From stating that he’ll make Japan — a close U.S. ally — pay for its longstanding American support, to declaring generational warfare on terrorists, Trump’s rhetoric appears to have finally crossed a line for those conservatives that have made their careers in foreign policy.

The letter’s signatories include Frances Townsend, a former homeland security adviser to President George W. Bush, and Dov Zakheim, a former undersecretary of defense in the same administration. The letter was published Wednesday night on the foreign policy site War on the Rocks.

The letter was the byproduct of a Twitter back and forth by Eliot Cohen, a former State Department official also under Bush and Bryan McGrath a one-time naval adviser to former Massachusetts governor Mitt Romney’s 2012 campaign.

“Do you want to do something about this?” McGrath recalls writing to Cohen, and soon they were bouncing a draft of the letter to their respective address books.

The short, bullet-pointed document hits Trump on issues ranging from his praise of Russian President Vladimir Putin, his nonchalance about torture, being “fundamentally dishonest” and his anti-Muslim rhetoric.

On Friday, Reuters reported that Trump is being “informally advised” by retired U.S. Army Lt. Gen. Michael Flynn. Flynn was chief of the Defense Intelligence Agency under President Obama from 2012-2014, and has long advocated for a warmer relationship with Russia.

“[Trump’s] vision of American influence and power in the world is wildly inconsistent and unmoored in principle. He swings from isolationism to military adventurism within the space of one sentence,” the letter reads.

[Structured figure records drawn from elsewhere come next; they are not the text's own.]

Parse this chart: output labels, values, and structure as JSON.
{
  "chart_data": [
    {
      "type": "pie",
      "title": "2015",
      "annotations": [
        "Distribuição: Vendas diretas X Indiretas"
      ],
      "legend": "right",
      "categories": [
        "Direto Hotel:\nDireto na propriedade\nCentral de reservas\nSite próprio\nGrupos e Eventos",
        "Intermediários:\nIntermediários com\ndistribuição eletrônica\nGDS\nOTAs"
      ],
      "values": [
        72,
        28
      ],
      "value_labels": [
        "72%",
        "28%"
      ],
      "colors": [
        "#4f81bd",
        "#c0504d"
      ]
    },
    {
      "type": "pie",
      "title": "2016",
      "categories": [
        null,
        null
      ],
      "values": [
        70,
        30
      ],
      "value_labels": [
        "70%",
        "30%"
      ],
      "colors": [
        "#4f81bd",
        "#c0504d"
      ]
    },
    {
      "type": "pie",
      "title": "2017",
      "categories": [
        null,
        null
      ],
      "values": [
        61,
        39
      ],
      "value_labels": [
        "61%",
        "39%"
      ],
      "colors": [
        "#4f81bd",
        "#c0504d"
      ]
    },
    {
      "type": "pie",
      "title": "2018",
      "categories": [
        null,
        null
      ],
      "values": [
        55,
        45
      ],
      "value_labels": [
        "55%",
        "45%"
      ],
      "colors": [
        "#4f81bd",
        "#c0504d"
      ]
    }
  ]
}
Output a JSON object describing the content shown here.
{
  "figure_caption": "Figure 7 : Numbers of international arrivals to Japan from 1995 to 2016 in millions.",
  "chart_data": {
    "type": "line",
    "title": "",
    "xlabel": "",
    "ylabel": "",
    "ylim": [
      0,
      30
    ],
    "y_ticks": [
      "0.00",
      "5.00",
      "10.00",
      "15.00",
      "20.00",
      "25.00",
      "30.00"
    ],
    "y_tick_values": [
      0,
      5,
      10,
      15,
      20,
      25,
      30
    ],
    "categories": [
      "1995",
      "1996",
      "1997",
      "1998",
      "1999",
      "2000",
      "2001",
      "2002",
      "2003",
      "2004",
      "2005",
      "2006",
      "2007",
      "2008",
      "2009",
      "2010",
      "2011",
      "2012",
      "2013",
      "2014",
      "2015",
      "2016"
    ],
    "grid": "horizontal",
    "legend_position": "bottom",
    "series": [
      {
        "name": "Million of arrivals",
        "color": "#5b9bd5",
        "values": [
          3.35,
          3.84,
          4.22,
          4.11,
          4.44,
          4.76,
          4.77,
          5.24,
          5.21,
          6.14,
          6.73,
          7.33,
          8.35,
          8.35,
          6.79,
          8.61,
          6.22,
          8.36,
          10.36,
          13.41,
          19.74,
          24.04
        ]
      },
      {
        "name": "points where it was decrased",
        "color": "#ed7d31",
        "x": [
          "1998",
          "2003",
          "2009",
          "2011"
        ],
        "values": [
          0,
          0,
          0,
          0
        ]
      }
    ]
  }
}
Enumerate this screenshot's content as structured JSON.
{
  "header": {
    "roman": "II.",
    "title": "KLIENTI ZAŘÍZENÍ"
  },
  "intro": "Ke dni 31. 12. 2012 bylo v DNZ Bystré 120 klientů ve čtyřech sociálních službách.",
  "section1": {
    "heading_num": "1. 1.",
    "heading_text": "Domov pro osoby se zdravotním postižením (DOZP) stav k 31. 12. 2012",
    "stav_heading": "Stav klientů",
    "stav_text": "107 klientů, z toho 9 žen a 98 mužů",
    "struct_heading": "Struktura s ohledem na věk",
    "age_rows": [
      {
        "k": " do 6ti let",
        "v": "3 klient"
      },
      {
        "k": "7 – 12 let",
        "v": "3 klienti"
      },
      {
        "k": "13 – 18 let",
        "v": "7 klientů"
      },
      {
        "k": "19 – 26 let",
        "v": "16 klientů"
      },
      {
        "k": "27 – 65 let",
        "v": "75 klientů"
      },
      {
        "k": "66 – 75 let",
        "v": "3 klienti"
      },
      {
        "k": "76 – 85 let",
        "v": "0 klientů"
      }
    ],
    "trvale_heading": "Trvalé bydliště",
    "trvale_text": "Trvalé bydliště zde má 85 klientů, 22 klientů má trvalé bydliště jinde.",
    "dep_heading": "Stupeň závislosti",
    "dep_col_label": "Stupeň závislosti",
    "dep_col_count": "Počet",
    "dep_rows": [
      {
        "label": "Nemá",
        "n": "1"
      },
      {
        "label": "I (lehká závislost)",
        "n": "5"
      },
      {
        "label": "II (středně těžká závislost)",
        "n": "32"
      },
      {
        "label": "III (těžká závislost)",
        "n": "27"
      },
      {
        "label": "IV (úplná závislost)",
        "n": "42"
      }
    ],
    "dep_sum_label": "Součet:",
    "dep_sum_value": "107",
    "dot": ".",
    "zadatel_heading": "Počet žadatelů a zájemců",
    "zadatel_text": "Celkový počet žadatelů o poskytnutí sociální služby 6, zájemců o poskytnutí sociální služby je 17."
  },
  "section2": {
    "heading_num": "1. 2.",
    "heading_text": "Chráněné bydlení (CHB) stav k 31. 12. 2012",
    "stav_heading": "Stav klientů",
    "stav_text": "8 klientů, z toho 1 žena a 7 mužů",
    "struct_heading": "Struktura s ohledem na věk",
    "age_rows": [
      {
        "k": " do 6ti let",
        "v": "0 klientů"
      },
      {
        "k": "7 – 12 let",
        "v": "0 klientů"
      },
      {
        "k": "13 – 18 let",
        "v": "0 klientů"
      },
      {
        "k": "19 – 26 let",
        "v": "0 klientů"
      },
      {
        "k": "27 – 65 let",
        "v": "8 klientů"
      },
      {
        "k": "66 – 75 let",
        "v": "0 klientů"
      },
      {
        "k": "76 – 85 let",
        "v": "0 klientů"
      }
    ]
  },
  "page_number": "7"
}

The letter comes just days after Michael Hayden, the former head of the Central Intelligence Agency and the National Security Agency, said that the U.S. military might disobey orders if Trump becomes President.

McGrath said that he has faced some criticism regarding the letter, including that its signers are the exact type of establishment Republicans that Trump has been railing against. He also said that some have interpreted the letter as leaving open the possibility that instead of voting for Trump, McGrath and his co-signatories might instead support former secretary of state Hillary Clinton.

“I would never write a letter or sign a letter that carries that kind of implication,” McGrath said. “The only implication here is that we’re not going to support Donald Trump.”

McGrath added that he hopes voters see that the letter constitutes the views of “a reasonable group of people who work in this field” and that they realize Trump is unsuited for the job of president.

“I want to be on record saying that this man is not presidential material,” McGrath said. “And this was the best way I could do it and bring some friends along.”